Diese Form von Angst und Tragik war und ist für Millionen andere Menschen, insbesondere im Nahen Osten, auch in jüngster Zeit bereits Realität, selbst wenn geografische Entfernung, kulturelle Unterschiede und politische Ambitionen diese Geschehnisse in den westlichen Medien weniger zugänglich gemacht haben. Es ist eine Ungerechtigkeit, dass verschiedene Teile der Welt – namentlich westliche und nicht-westliche Regionen – von den Medien uneinheitlich behandelt werden und in unterschiedlichem Maße Mitgefühl und Unterstützung erhalten. Man kann diese Ungereimtheiten schwer thematisieren, ohne gleichzeitig zu erwähnen, dass die Berichterstattung über Kriege in verschiedenen Regionen kein Wettbewerb ist und ein Krieg nicht schlimmer als der andere. Jedes Vergießen von unschuldigem Blut ist ein unentschuldbares Verbrechen, ob es nun durch Luftangriffe auf Jemeniten im Januar oder durch Angriffe auf Ukrainer im Februar verursacht wird.

Es gibt in solchen Situationen nichts Positives zu sagen, man kann lediglich eine Anpassung der eigenen Perspektive vornehmen, um die Wirksamkeit seiner Taten zu erhöhen. Wir alle wissen, dass es keinen Zweck hat, panisch zu werden oder nachts vor Angst wach zu liegen. Obwohl wir alle unsere individuellen (und zumeist gerechtfertigten) Nervensystemreaktionen und Bewältigungsmechanismen haben, bleibt uns in schwierigen Situationen normalerweise – solange wir nicht in unmittelbarer Gefahr sind – die Fähigkeit, das Gesamtbild unserer Realität mit ihren Möglichkeiten zu betrachten und herauszufinden, welche Handlung nun am effektivsten wäre. Selbst in Zeiten des Krieges ist es nur sinnvoll, unsere Energie auf die Dinge zu verwenden, in denen wir gut sind: Der Bäcker backt Brot, der Politiker verhandelt, der Therapeut beruhigt, der Mediziner verarztet, der Korrespondent berichtet, der Priester betet.
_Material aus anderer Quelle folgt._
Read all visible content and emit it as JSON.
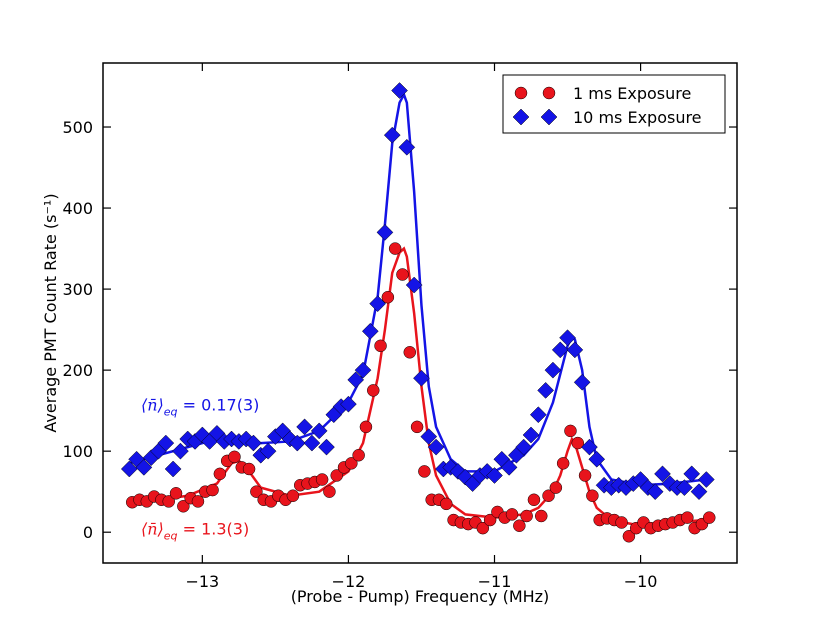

Zeiten der Verzweiflung können uns Aufschluss darüber geben, welche Form von Hilfe wir anderen anbieten können, wie wir zweckmäßig agieren können.

Wenn es etwas gibt, das wir aus diesen Umständen mitnehmen können, dann vielleicht uns daran zu erinnern, dass Unbehagen und Vergänglichkeit die grundlegende Realität des Lebens auf dieser Erde sind. Tragödie und Tod sind immer möglich, der Unterschied besteht nur darin, dass wir sie manchmal als mehr und manchmal als weniger wahrscheinlich wahrnehmen. „Mach uns bewusst, wie kurz das Leben ist, damit wir unsere Tage weise nutzen!" Eventuell gibt es einen Weg, der Unbeständigkeit unseres Daseins ins Auge zu sehen und sie somit besser zu verstehen. Und eventuell erkennen wir dann das Ziel unseres Daseins deutlicher.

Ich bin sehr froh, dass wir in dieser Ausgabe zwei informative Beiträge zum Thema haben: „Die Macht des Friedens. Eine Rede wider den Krieg“ von Dr. Christoph Quarch und „Die Waffen nieder auf allen Seiten!“ von Peter Nowak. Vielen Dank an beide Autoren und an alle anderen, die zu dieser März-Ausgabe beigetragen haben.

Ich bete für alle unschuldigen Menschen, die von Krieg, Unrecht und Gewalt betroffen sind, und ich bete, dass wir alle unsere Aufgabe in diesen Umständen finden.